Son "tube" qui est connu de tout le monde, parce qu’il a fait le tour du monde, pourrait être considéré comme naïf ou bisounours mais justement, non, il respire une tendresse, ou mieux, une philosophie de vie qu’il a toujours voulu bienveillante.










Ce qui est extraordinaire, c’est que c’est un "monstre" de la musique du XXe siècle et qu’il doit encore être reconnu comme tel. Intéressants à lire, les milliers de commentaires sur ses vidéos. Il y a quelques mois, un internaute s’est risqué à écrire : « Louis Armstrong isn’t dead, he’s just in another wonderful world. » [Il n’est pas mort, il est seulement dans un autre monde merveilleux]. Un autre : « Every time I lose faith in humanity I listen to this and a lil of it comes back. » [Chaque fois que je perds foi en l’humanité, je l’écoute et elle me revient un peu].
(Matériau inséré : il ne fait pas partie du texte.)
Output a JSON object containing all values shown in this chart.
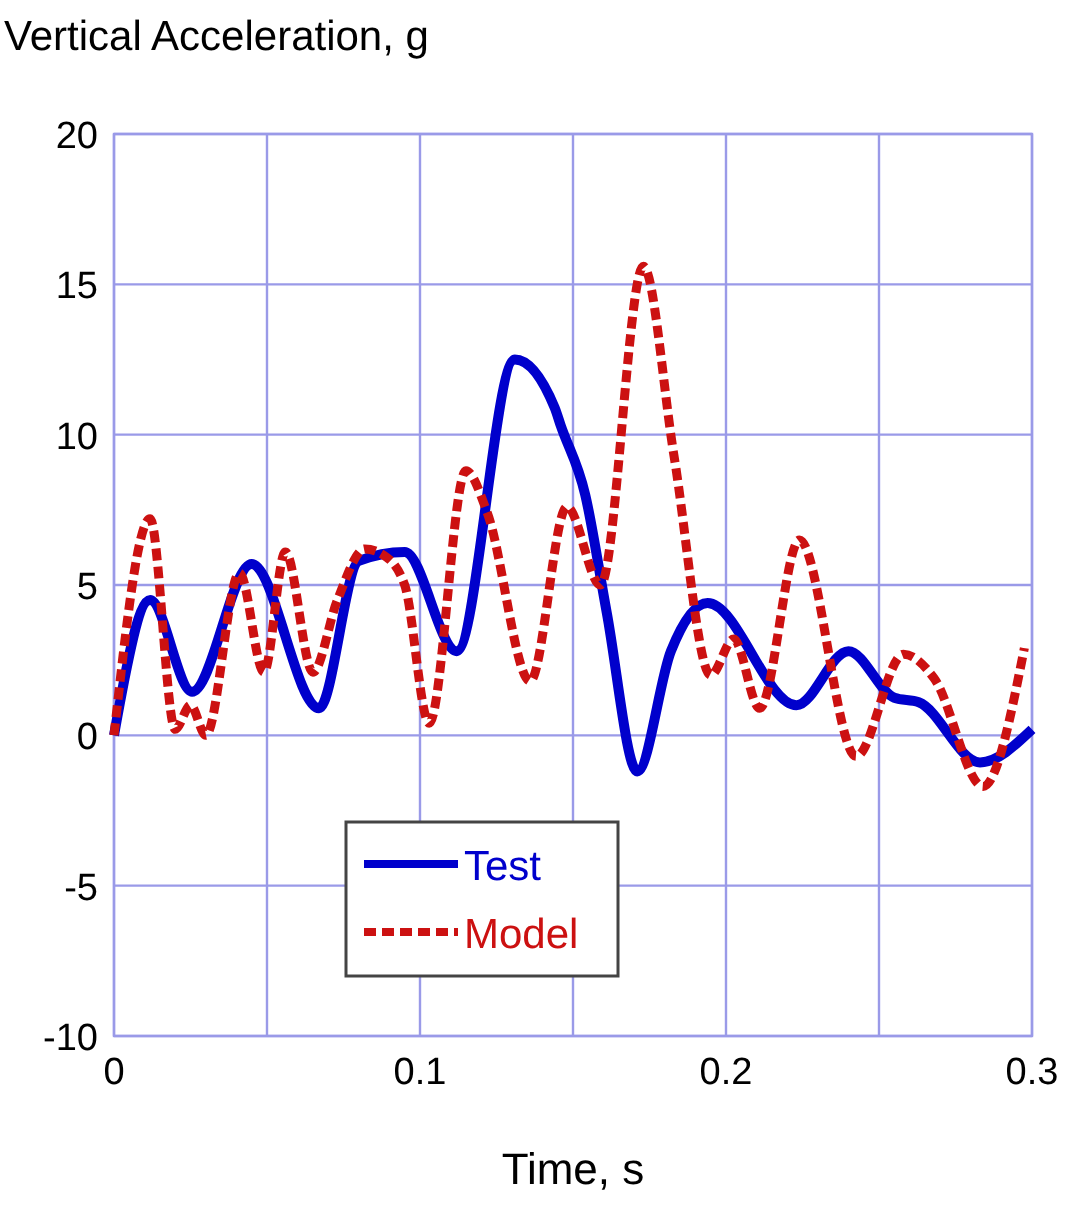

Louis Armstrong s’est produit de 1919 à sa mort, soit plus d’une cinquantaine d’années. On lui a reproché de ne pas s’être beaucoup battu pour les droits civiques aux États-Unis et pourtant, cela semble bien le contraire, il a énormément aidé financièrement des personnalités comme Martin Luther King, et on disait même qu’il était si généreux que la moitié de ses droits a été consacrée à des dons et œuvres pour diverses causes.
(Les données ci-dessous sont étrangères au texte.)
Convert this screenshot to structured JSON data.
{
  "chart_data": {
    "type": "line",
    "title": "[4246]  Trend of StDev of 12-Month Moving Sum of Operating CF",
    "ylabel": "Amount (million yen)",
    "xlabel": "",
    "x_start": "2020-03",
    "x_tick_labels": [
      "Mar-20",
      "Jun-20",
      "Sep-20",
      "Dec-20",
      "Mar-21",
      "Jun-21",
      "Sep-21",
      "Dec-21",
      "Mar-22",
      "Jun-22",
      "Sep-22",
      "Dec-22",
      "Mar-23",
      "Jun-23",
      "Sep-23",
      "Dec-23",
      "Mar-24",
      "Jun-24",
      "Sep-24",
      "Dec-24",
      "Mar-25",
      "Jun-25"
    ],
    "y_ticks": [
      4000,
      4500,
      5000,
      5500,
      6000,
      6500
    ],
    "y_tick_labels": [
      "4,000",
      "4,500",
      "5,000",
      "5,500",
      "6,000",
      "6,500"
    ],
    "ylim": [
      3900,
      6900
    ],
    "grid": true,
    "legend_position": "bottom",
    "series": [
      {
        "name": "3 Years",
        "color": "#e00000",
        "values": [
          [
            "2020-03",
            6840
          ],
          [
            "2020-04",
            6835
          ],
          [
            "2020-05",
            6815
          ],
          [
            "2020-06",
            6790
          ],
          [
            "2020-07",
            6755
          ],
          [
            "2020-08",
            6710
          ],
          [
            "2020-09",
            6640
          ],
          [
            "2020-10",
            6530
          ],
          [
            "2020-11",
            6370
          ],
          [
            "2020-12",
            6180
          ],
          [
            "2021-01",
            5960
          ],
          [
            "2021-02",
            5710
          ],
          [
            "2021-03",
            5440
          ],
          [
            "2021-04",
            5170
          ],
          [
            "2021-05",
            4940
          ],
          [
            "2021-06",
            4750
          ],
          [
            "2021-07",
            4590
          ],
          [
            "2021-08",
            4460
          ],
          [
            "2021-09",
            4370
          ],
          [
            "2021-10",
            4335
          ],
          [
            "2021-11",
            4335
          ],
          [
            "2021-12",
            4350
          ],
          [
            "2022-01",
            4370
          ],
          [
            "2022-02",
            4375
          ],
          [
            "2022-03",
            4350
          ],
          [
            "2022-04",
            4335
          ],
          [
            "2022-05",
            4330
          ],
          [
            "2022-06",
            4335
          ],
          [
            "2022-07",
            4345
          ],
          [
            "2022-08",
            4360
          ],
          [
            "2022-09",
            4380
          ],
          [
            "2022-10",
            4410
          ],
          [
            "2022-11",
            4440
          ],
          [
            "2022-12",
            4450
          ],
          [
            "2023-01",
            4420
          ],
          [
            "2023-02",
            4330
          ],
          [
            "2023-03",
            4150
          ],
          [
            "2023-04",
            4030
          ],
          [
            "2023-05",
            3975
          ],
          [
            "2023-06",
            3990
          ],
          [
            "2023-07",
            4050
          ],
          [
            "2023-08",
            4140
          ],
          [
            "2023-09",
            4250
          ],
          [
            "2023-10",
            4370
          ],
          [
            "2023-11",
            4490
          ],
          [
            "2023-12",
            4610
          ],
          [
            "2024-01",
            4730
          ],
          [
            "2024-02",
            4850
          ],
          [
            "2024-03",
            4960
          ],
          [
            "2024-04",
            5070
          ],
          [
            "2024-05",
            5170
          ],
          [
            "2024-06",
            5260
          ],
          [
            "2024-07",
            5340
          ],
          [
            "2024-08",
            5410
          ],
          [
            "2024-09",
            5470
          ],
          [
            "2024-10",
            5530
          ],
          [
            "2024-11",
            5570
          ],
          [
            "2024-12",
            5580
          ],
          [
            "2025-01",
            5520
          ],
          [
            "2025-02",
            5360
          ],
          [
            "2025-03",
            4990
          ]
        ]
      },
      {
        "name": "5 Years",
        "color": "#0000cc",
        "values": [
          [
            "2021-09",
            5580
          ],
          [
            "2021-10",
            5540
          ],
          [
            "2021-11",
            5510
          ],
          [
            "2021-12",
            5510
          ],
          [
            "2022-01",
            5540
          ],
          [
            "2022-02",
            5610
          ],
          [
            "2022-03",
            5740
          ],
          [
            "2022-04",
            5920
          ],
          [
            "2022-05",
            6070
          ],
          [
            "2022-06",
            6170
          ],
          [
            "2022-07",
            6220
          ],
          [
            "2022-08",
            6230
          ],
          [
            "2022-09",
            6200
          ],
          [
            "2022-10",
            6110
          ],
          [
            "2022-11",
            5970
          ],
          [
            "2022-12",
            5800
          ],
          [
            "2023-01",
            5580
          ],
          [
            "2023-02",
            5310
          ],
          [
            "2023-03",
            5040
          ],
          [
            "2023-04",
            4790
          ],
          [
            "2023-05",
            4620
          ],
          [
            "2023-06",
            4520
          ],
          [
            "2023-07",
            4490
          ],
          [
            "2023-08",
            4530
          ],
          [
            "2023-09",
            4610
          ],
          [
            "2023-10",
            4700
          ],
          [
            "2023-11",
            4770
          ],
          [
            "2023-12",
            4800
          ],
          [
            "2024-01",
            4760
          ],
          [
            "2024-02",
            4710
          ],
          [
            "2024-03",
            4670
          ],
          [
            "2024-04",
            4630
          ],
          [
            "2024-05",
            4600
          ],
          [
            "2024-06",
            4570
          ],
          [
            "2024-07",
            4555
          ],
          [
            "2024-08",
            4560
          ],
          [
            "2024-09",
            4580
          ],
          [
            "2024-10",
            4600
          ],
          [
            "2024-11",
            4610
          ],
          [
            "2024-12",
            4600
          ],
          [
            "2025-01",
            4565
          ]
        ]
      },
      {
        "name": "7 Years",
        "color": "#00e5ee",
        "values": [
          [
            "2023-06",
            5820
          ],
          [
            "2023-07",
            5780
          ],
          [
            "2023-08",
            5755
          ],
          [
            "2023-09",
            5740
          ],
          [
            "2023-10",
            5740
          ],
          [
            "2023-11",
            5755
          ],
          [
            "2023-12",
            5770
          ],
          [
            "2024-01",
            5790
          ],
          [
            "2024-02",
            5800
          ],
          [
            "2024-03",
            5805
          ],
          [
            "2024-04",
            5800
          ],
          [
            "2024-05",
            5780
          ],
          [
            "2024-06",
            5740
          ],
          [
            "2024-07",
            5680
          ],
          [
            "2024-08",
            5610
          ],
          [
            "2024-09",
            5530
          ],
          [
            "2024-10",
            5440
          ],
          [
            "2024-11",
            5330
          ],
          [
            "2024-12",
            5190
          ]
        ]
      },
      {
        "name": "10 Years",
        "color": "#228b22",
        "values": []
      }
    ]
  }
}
Dans le cadre de Nice Jazz Festival le 28 février 1948, il a découvert Suzy Delair chanter "C’est si bon". Il fut fasciné et a repris une version américaine de la chanson qu’il a enregistrée le 26 juin 1950. Ce fut rapidement un grand succès. Plus exactement, Louis Armstrong a écouté Suzy Delair à une répétition au Casino de Monte-Carlo. Le chef d’orchestre de celle-ci lui a fait remarquer qu’elle manquait de peps et, en colère, elle a claqué la porte et n’a jamais repris cette chanson qui fut interprétée plus tard notamment par Jean Marco, Lucien Jeunesse, Yves Montand, Eddy Mitchell, Tino Rossi, Eddie Constantine, Sophie Darel, Arielle Dombasle, Thomas Dutronc, Iggy Pop et Diana Krall, Sacha Distel, Ray Ventura, Roch Voisine, Maurice André, Mireille Mathieu, et dans la version américaine, Dolores Gray, Dean Martin, Barbara Streisand, etc. (et aussi Joséphine Baker, Marlene Dietrich, etc.).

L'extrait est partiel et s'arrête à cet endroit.